Le Conseil et les Participants ont fortement encouragé les femmes qui occupent des postes d’influence et d’autorité, d’œuvrer à la promotion des droits ,des intérêts et des préoccupations des femmes.
Le Conseil a, une fois de plus, félicité la Présidente de la commission de l’UA, Dr. Nkosazana Dlamini Zuma, pour les efforts considérables qu’elle a déployés en vue d’assurer la protection des femmes et des enfants dans les situations de conflit et pour la nomination de Mme Bineta Diop comme Envoyée spéciale de la Présidente de la Commission pour les questions de paix et de sécurité.

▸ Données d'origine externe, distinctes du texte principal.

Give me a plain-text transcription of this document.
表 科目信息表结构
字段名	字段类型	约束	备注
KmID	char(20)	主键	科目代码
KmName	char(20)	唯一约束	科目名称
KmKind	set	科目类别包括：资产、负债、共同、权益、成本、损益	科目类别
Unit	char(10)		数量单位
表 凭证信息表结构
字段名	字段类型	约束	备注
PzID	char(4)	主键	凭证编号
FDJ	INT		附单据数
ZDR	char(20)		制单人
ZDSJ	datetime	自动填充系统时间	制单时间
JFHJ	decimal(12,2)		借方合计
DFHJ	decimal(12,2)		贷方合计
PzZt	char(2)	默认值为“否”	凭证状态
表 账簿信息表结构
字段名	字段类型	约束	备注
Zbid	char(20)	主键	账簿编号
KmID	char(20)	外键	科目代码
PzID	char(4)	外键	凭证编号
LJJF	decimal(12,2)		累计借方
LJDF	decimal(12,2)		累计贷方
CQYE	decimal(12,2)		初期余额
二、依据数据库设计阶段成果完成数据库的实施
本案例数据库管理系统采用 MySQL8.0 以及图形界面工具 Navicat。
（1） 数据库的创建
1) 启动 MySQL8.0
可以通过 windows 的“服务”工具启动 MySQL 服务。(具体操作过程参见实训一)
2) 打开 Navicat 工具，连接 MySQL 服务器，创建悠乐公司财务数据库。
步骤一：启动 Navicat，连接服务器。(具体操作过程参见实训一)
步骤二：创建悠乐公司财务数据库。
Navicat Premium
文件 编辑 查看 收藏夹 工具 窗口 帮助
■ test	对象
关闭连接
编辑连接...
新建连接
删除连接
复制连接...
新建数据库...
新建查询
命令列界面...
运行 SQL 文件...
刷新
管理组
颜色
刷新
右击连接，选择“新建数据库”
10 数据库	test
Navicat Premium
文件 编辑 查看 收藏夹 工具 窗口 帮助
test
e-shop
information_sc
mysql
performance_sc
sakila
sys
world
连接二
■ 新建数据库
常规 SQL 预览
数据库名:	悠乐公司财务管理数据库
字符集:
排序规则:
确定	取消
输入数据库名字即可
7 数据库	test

Le Conseil exhorte tous les Etats Membres qui ne l’ont pas encore fait, de signer et de ratifier, dans les meilleurs délais , les Instruments pertinents de l’UA, notamment le Protocole de la Charte Africaine des Droits de l’Homme et des peoples, la Charte sur les Droits de la Femme en Afrique, la Charte africaine sur les Droits et le Bien-être de l’Enfant de 1999 et la Convention pour la Protection et l’Assistance aux personnes déplacées internes en Afrique de 2009 ainsi que d’autres instruments internationaux pertinents. Le Conseil a souligné la nécessité des efforts renouvelés en vue de la mise en œuvre de ces instruments ainsi que de la Déclaration solennelle sur l’Egalité des genres en Afrique de 2005 et de la Résolution 1325 des nations Unies sur Femmes, paix et Sécurité. Le conseil a également lancé un appel aux Etats Membres qui ne l’ont pas encore fait, d’élaborer des Plans d’Action Nationaux en vue de la mise en œuvre de la Résolution 1325.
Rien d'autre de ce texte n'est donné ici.